Каирские мечети – неисчерпаемое богатство архитектурных стилей, форм, ими можно любоваться всегда, а чтобы обойти их, надо потратить немало времени. Навсегда останутся в памяти поездки по «непарадным», рядовым мечетям Каира, что я имел возможность совершать с египетскими друзьями в сопровождении английского востоковеда, специалиста по мусульманскому искусству Майкла Роджерса, с которым вместе изучали египетский диалект в Американском университете Каира. Он рассказывал все, что знал о мечети, в которую мы заходили, а мы вспоминали эпизоды из истории того времени, когда она построена. Роджерс занимался изучением мусульманского искусства Египта, в котором английская школа востоковедов имела давние традиции. Видным представителем этой школы был проживший в Каире около полувека профессор К.А.К. Крэсвел. Однажды меня пригласили в гости к Крэсвелу: я увидел уже очень старого человека, с манерами истинного джентльмена, в белом костюме, тщательно начищенных коричневых ботинках, воскрешающего в памяти образы крупных колониальных чиновников викторианской Англии. Но без таких европейцев – настоящих ученых, много сил отдавших изучению Египта, – нельзя представить себе Каира и египетской культуры.

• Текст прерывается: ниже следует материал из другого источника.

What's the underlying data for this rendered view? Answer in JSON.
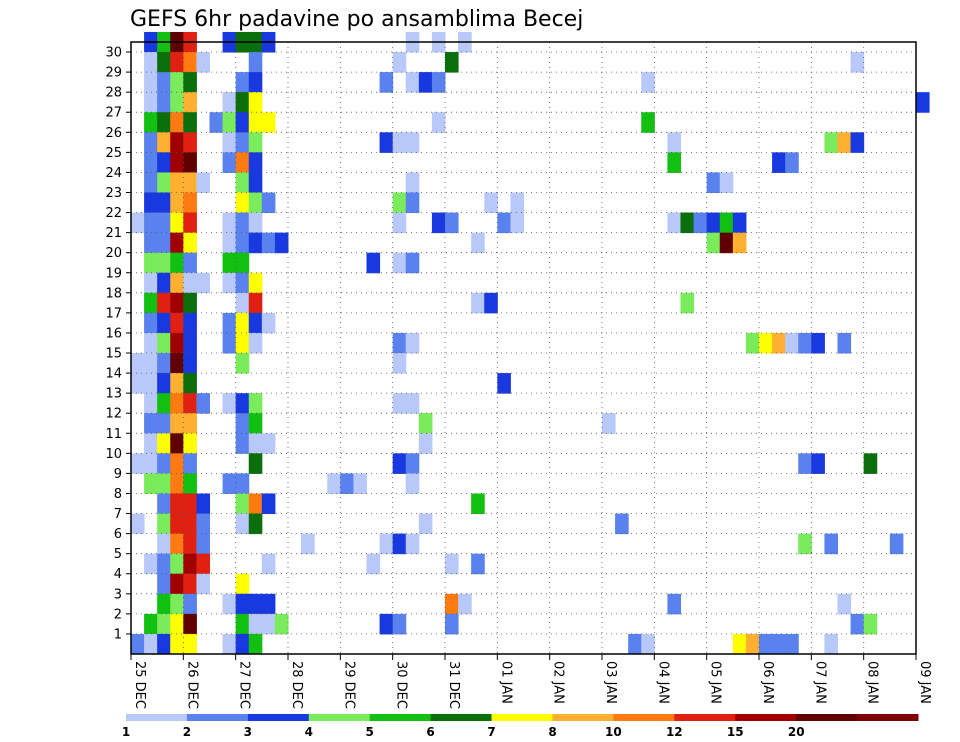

То, что Египет – страна древних традиций, проявляется во всем. Следы древней традиционной культуры чувствуются иногда в самых обыденных вещах. Перед первым моим приездом в страну я прочитал книгу Лэйна и почему-то запомнил его сообщение о глиняном горшке, в котором вода сохранялась холодной. И вот, поселившись в университетском городке, я увидел на своем подоконнике с наружной стороны горшок (он назывался буртуман) из светлой необожженной глины, закрытый глиняной перегородкой с несколькими маленькими дырками. Благодаря испарению через поры горшка, стоящего под палящими лучами солнца, вода в нем всегда прохладна.